The mirrors are both GSO mirrors, & the focal lengths are almost identical. They need to be matched within 2% or thereabouts, otherwise the images will be different sizes & won't merge successfully.
Drool! Please Sir, may I have a look through it one day?
Great Phil!
So focus each eyepiece separately, then rotate one or both UTA to get IPD correct? Which is why some talk of using helical focussers instead of draw tube.
Any further adjustment needed for individual users to "match" the images?
Of course you can look through it Erick, it is a sociable telescope.
Initial collimation is a three-step affair:
1. collimate one side
2. collimate the other side
3. tweak the left-hand mirror with those knobs to merge the images at the eyepiece. It only takes a tiny, tiny adjustment. It is not such a ***** once you have lived with it for a bit.
Then as you surmise, you focus each side separately & rotate the UTAs to get the right interpupillary distance. Which is indeed why helical focusers can work well on these scopes, since they focus without changing the IPD & remove one iteration from the process. I nearly went down this route but in the end just used the most easily available bits (I had half the bits already since I cannibalized a 10" monocular to build it).
If I can add there , the focus IPD thing with Crayfords is no issue, just a matter of always follwing the routine. Just rough focus each eye first. Then set you IPD , then touch up fine focus : the fine focus is maybe a few tenths of a mm so doesn't upset the IPD .

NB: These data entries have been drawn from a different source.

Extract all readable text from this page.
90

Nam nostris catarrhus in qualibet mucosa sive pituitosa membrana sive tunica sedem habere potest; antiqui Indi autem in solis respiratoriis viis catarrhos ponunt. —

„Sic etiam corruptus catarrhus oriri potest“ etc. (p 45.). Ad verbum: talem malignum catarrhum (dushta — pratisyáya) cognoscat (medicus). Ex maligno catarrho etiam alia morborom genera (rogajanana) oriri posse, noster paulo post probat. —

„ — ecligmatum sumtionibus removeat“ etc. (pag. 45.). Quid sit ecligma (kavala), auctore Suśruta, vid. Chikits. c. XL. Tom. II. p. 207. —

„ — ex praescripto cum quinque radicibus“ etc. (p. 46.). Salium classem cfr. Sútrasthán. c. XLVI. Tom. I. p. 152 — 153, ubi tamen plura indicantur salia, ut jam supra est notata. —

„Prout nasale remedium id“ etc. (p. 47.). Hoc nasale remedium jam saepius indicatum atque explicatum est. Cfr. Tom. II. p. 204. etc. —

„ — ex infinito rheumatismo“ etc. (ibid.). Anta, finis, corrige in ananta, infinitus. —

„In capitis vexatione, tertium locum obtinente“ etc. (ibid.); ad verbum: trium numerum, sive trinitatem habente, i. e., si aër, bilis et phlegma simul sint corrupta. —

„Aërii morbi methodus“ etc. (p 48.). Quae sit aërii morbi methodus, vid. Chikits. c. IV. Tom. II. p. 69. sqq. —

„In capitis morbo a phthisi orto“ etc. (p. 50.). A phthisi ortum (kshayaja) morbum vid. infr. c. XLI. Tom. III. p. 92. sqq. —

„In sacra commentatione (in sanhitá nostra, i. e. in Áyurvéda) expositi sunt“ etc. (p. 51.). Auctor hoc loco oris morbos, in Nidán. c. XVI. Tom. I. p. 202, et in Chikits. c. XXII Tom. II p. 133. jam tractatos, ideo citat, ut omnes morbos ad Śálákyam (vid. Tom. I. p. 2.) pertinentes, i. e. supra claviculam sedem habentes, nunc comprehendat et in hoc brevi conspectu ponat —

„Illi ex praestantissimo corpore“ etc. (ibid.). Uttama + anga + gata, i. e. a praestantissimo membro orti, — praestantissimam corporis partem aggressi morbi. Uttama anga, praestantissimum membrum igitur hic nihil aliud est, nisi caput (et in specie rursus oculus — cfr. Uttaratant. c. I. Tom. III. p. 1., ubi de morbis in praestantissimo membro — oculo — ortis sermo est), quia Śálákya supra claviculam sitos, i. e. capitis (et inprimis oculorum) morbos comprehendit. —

We had 6 people from Macarthur AS looking through Paul Shopiss' 12" binos , they were complete newbies and had no trouble with the adjustments.
A note on focal length differnece for bino mirrors. 2% differnce is the where the brain might start to not co-add images in stereo. I prefer to allow a figure of half that, consisting of 0.5% margin for eyepiece FL difference and 0.5% for mirrors. Which means ideally 6mm for a 50" focal length scope. Mirrors matched in production allow them to be much closer than that.
I have finally got around to posting some pictures of my scopes.
I only recently acquired the ST2000-XMC and had to use the diagonal until the extender arrived. I haven't had much of a chance to use it yet but will post my results when I do.
I bought the ZS 80 for my girlfriend so she could share my passion for astronomy.
Last edited by Blaznee; 28-10-2007 at 04:19 AM.
Reason: Grammar correction
My most useful piece of equipment..... Allows me to comfortably use the rest of my equipment much more often.
Early evening with alpha/beta centauri setting.
250mm F6 home made on an EQ6 pier mounted. Tube is standard concrete forma tube. Diagonal holder and wooden mirror cell is also home made.Bintel Crayford 10:1 low profile focuser with Skywatcher electric focuser. Bintel Finder altered to right angle with a 25.4mm bintel star diagonal. 32 and 25mm Bintel GSO plossl, 20 and 14mm Meade series 5000 plossl and Orion 2x shorty barlow.
Steel Pier has 20mm thick top and bottom plates, 150x150x6mm column sitting on a concrete block 500mm square at top tapering dowm to 1200mm square at the bottom embedded about 1500mm in the ground.
Couldn't make the observatory any bigger, not enough backyard
Ok here is my pityfull setup.
One skywatcher 120mm achromat with an meade 70mm on top for guiding.
Made the tripod legs last week (sturdy and adjustable).